I have been reflecting on the AGQ and silver situation over the past week and have come to the conclusion that 30p is a lot closer than previously thought. My original assumptions were based on believing that it would take at least one quarter's production results to push the price up to 30p. Events, however, have moved on with macro-economic forces taking precedence. The recent moves by the Bank of Japan and the language being expressed by the BOE and Fed on QE have recently hit the precious metals markets like an express train. Gold and silver have reacted accordingly.

Silver in particular is showing signs of advancing towards a ratio of 50:1 in the relatively short term, propelled by the unravelling of the cumulative short positions held by our 'friends', JPM and GS.

A number of gold and silver experts have in recent months started to predict gold at $1,500 and silver at $30 by the end of the year. It is this 50:1 ratio that I am most interested in at this time, an attainable pause on silver's longer term trek towards its long term average of 31, and then possibly 16.

https://www.silver-info.com/gold-silver-ratio.htm

At the micro level, we have AGQ, a still massively undervalued equity with potential way beyond its current declared resources.

So what factors will drive up the price in the next few weeks/months?

1) The price of silver is currently $23.22. It's easy to see $25 over the next few weeks and the mooted $30 by December 31st is clearly attainable.

25/23.33 x 19.62(mid) would deliver a price of circa 21p.
30/23.33 x 19.62(mid) would deliver a price of circa 25.25p.

And AGQ would not have to to anything for that..

2) Production. There is a strong argument to suggest that AGQ is still being held back by an 'official' confirmation of production. The market wants to see those wagons rolling, full of concentrate. I don't expect a massive spike on this but I would expect some consolidatory moves within the 20 - 25p range following this announcement. My sense is that we will get the really serious ii interest when we get the first quarter's results. It's this that will push it that little bit further, into the next trading range.

3) AGQ is still undervalued relative to its peers

I'm not sure if this has been posted in the last week but the last time I posted the link (maybe ten days ago), AGQ's value was shown as C
.59.

It's now C
.72!

https://www.goldminerpulse.com/blogs/arian-silver-valuation.php

In other words AGQ's market value as a producer should actually be 44.5p!

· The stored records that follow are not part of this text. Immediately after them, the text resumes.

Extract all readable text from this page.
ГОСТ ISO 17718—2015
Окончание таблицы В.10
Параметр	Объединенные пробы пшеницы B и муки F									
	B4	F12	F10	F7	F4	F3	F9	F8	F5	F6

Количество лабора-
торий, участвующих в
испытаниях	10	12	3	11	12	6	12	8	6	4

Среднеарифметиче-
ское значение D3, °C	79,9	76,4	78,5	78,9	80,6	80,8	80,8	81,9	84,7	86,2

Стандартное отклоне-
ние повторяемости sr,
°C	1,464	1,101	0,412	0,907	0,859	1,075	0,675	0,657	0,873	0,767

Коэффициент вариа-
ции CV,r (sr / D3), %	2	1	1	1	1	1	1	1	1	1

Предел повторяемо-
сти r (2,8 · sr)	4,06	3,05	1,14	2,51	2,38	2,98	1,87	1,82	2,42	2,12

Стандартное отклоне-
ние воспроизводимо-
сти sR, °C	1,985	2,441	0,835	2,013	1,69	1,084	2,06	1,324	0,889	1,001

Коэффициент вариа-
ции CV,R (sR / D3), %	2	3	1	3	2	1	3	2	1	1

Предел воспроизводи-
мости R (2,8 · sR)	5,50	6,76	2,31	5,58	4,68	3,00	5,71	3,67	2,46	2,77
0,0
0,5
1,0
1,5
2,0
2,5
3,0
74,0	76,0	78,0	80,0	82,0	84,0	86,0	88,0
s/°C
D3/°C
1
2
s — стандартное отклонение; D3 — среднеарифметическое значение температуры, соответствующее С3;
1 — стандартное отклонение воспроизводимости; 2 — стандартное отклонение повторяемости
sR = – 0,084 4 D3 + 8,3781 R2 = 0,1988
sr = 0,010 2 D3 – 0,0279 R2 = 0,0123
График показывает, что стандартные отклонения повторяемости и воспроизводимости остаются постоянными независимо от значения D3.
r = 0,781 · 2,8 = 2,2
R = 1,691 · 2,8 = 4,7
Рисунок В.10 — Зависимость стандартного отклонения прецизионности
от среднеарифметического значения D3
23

Now I know that the market is slow but this is plain crazy. Arian are possibly days away from rolling wagons are are valued by the market at less than 50% of its producing peer group!


So we basically have three key factors, which together weave an extremely strong buy story: macro-economic, events or news driven and fundamental value based.

On the face of it 30p looks like too much to expect given a sub-20p base, but when you study the facts it looks tame. If I really wanted to ramp I would declare 44.5p next week, but we all know that markets don't work that way.

Follow the basic rule of investing - RUN WITH THE WINNERS!